Almost 40% of Stamp Duty Raised in Q3 Subject to 3% Surcharge

Almost 40% of Stamp Duty Raised in Q3 Subject to 3% Surcharge

Commenting on the Government’s statistics, London chartered accountants Blick Rothenberg claims that the figures prove that the introduction of the 3% surcharge was effectively a “back door” tax rise.

The Government’s quarterly Stamp Duty data, which was updated on Friday, shows that the additional 3% surcharge for buy-to-let landlords and second homeowners has collected an extra £670m for the Treasury since its introduction on 1st April 2016.

The statistics also show that the Stamp Duty receipts for Q3 2016 are the highest for one quarter in the past eight years. Almost 40% (39.13%) of the Stamp Duty receipts collected during this period were subject to the 3% surcharge.

A partner at Blick Rothenberg, Nimesh Shah, says: “We are probably looking at the highest number of SDLT receipts ever for one quarter. But the fact that nearly 40% comes from property transactions which were subject to the 3% surcharge confirms our suspicions that the introduction of this measure was effectively an increase to SDLT rates by the back door.”

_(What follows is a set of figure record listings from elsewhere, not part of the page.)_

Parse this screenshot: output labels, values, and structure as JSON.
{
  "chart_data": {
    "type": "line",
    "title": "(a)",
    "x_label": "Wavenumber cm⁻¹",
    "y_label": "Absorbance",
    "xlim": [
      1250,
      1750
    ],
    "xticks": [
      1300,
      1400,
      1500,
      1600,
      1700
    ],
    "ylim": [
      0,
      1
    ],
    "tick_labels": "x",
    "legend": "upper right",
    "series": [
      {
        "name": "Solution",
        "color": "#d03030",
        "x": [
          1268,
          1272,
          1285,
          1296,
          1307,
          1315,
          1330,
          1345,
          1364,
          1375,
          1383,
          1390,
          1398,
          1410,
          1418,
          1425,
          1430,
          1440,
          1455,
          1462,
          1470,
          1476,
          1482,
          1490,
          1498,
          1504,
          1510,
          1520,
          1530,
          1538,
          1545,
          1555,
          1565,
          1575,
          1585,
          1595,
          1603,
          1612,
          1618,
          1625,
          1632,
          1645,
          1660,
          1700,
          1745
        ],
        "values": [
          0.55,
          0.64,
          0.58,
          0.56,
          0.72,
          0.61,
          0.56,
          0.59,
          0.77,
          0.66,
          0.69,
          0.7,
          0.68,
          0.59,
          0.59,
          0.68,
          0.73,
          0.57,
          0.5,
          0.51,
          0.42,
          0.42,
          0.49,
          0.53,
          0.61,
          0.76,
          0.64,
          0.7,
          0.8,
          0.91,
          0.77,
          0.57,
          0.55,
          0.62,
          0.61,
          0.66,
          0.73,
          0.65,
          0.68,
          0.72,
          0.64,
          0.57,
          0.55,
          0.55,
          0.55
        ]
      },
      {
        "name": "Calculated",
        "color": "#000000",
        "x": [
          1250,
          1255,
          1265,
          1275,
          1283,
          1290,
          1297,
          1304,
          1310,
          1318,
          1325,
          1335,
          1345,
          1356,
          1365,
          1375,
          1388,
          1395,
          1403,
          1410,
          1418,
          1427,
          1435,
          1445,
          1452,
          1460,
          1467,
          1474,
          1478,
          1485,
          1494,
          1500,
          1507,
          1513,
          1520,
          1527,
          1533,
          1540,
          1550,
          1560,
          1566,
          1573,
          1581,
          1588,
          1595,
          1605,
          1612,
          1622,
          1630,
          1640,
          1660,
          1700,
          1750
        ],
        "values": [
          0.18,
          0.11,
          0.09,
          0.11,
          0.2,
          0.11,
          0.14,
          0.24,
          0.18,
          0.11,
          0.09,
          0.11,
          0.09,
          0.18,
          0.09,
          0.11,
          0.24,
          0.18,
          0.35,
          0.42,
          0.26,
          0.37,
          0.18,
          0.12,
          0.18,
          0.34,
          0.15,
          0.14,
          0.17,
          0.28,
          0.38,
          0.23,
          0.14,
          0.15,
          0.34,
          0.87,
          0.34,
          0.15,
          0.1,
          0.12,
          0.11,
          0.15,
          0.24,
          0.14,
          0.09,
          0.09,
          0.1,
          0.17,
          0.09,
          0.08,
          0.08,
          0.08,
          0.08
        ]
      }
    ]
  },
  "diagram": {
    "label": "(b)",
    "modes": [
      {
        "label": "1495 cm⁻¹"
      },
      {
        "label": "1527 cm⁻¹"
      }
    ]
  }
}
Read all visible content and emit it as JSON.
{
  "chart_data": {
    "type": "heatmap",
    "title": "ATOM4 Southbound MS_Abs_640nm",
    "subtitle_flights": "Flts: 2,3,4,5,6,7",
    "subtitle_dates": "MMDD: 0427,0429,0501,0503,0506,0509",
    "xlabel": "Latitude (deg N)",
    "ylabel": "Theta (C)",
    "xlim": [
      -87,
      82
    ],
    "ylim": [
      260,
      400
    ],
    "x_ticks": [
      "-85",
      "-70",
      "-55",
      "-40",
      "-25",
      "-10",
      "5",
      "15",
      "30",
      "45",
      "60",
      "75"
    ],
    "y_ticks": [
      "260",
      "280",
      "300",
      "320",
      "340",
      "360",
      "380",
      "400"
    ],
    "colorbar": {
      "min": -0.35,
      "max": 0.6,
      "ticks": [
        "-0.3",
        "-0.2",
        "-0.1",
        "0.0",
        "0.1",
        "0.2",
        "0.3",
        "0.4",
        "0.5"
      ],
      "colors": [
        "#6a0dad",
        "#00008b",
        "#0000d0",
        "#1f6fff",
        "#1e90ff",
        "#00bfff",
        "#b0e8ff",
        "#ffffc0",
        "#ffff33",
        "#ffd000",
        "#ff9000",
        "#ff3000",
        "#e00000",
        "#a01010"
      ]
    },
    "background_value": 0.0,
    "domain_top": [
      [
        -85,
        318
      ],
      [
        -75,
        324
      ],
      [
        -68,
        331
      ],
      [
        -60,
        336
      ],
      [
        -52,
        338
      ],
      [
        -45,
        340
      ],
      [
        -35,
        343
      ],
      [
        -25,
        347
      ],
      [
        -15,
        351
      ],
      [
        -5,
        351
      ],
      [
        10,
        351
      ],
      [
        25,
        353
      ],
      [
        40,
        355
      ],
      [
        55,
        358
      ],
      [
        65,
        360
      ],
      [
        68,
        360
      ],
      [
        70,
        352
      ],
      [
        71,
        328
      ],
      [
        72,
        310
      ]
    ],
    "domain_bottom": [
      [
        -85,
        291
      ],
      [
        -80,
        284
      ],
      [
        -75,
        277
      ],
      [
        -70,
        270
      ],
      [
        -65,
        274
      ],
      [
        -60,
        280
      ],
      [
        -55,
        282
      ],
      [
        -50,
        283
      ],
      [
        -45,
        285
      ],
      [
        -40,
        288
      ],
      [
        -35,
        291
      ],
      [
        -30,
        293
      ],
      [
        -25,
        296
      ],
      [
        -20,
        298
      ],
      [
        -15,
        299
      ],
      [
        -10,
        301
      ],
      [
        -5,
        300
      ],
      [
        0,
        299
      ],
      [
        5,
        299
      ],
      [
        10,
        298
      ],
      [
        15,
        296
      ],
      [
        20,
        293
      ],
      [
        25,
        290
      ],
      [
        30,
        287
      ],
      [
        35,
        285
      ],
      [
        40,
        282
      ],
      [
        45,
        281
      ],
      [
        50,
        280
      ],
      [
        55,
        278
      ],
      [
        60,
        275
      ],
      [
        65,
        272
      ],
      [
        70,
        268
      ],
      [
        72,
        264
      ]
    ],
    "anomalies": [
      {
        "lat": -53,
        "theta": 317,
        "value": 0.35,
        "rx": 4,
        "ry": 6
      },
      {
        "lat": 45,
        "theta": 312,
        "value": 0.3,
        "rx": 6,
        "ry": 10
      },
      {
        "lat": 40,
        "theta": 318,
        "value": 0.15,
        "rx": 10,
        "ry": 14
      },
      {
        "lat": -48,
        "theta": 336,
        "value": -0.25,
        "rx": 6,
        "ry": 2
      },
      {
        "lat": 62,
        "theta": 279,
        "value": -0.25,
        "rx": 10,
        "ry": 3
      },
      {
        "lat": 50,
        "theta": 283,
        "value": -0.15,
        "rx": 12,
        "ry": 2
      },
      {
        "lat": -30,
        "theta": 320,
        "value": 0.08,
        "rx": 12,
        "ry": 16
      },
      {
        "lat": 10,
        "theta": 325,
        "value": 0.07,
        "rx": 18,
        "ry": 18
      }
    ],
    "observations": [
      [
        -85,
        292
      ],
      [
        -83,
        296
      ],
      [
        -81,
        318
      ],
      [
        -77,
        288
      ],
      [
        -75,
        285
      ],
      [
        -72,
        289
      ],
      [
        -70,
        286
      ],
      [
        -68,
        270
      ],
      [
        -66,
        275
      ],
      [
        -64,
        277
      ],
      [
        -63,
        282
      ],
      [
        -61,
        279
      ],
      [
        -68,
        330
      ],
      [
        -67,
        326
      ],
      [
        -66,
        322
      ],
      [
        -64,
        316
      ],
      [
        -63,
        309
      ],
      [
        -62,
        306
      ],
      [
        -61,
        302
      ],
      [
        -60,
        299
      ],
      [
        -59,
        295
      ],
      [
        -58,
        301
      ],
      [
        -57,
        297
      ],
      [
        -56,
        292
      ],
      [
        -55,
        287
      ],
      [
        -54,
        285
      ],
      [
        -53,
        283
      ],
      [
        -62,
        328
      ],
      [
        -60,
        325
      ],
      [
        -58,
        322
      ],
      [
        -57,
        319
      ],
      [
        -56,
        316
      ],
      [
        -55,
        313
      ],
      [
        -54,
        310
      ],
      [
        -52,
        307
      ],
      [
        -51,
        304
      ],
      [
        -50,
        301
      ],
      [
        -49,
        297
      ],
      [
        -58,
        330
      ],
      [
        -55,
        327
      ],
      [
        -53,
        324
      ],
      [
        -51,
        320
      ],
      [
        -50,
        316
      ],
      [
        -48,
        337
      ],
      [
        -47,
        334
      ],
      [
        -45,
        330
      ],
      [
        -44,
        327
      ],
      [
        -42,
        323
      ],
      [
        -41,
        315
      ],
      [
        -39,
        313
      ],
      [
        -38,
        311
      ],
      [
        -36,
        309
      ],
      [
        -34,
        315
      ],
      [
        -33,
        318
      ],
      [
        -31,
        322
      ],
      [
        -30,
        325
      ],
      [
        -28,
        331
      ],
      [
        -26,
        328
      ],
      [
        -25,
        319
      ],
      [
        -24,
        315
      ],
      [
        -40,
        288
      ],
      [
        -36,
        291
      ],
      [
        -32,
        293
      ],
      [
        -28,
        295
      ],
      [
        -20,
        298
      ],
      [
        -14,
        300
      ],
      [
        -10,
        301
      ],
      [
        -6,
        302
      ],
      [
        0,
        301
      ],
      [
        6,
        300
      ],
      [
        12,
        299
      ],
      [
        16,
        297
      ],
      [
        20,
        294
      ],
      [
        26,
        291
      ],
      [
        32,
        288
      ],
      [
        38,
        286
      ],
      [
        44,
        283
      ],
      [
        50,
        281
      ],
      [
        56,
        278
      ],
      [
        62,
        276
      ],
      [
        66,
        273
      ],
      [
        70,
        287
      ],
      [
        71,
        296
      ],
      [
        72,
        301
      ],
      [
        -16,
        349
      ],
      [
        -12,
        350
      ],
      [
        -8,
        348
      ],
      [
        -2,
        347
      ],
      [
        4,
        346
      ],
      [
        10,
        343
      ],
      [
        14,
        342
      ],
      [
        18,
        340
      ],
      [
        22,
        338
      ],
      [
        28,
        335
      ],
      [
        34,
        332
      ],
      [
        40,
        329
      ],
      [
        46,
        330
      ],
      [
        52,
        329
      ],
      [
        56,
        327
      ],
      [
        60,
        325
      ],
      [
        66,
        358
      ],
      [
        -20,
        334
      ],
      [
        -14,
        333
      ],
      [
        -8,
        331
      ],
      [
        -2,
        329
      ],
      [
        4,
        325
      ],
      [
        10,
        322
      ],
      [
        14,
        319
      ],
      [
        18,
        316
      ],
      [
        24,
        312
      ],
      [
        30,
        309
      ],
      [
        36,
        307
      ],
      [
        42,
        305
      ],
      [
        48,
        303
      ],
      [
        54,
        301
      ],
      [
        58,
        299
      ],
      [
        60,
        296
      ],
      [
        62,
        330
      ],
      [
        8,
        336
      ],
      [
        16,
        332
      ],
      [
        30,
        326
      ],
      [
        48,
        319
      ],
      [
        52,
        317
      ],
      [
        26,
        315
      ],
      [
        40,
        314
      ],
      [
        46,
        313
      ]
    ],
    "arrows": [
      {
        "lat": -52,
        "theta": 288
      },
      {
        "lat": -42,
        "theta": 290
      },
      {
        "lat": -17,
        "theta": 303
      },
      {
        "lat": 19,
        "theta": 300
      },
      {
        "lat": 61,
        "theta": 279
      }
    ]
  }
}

The Government made changes to the way Stamp Duty was calculated in December 2014, removing the cliff-edge method and replacing it with the current progressive rates system. Following the change, there was a significant reduction in Stamp Duty revenue, as buyers purchasing properties under £937,500 were better off under the new system. The Government was prepared for Stamp Duty receipts to decline, and projected that the new system would cost the Treasury £395m in 2014/15 and £760m in 2015/16.

Shah adds: “The introduction of the 3% surcharge from 1st April 2016 rebalances that lost tax revenue from the earlier change, and the latest figures would confirm that it worked.”

Paul Haywood-Schiefer, Assistant Manager at Blick Rothenberg, also comments: “This is almost a 100% increase on the position in Q2 of 2016, where the sales of second or additional properties only amounted 21% of the total SDLT receipts. The likelihood is though that many of the sales of second or additional properties had been rushed through in March to beat the 3% rise.

“Whilst Q4 of 2015 and Q1 of 2016 saw 112,560 more residential sales than Q2 and Q3 of 2016 (689,720 to 577,160), the tax receipts collected were £477m less (£3,707m to £4,184m). It is clear that the additional 3% is making a difference.”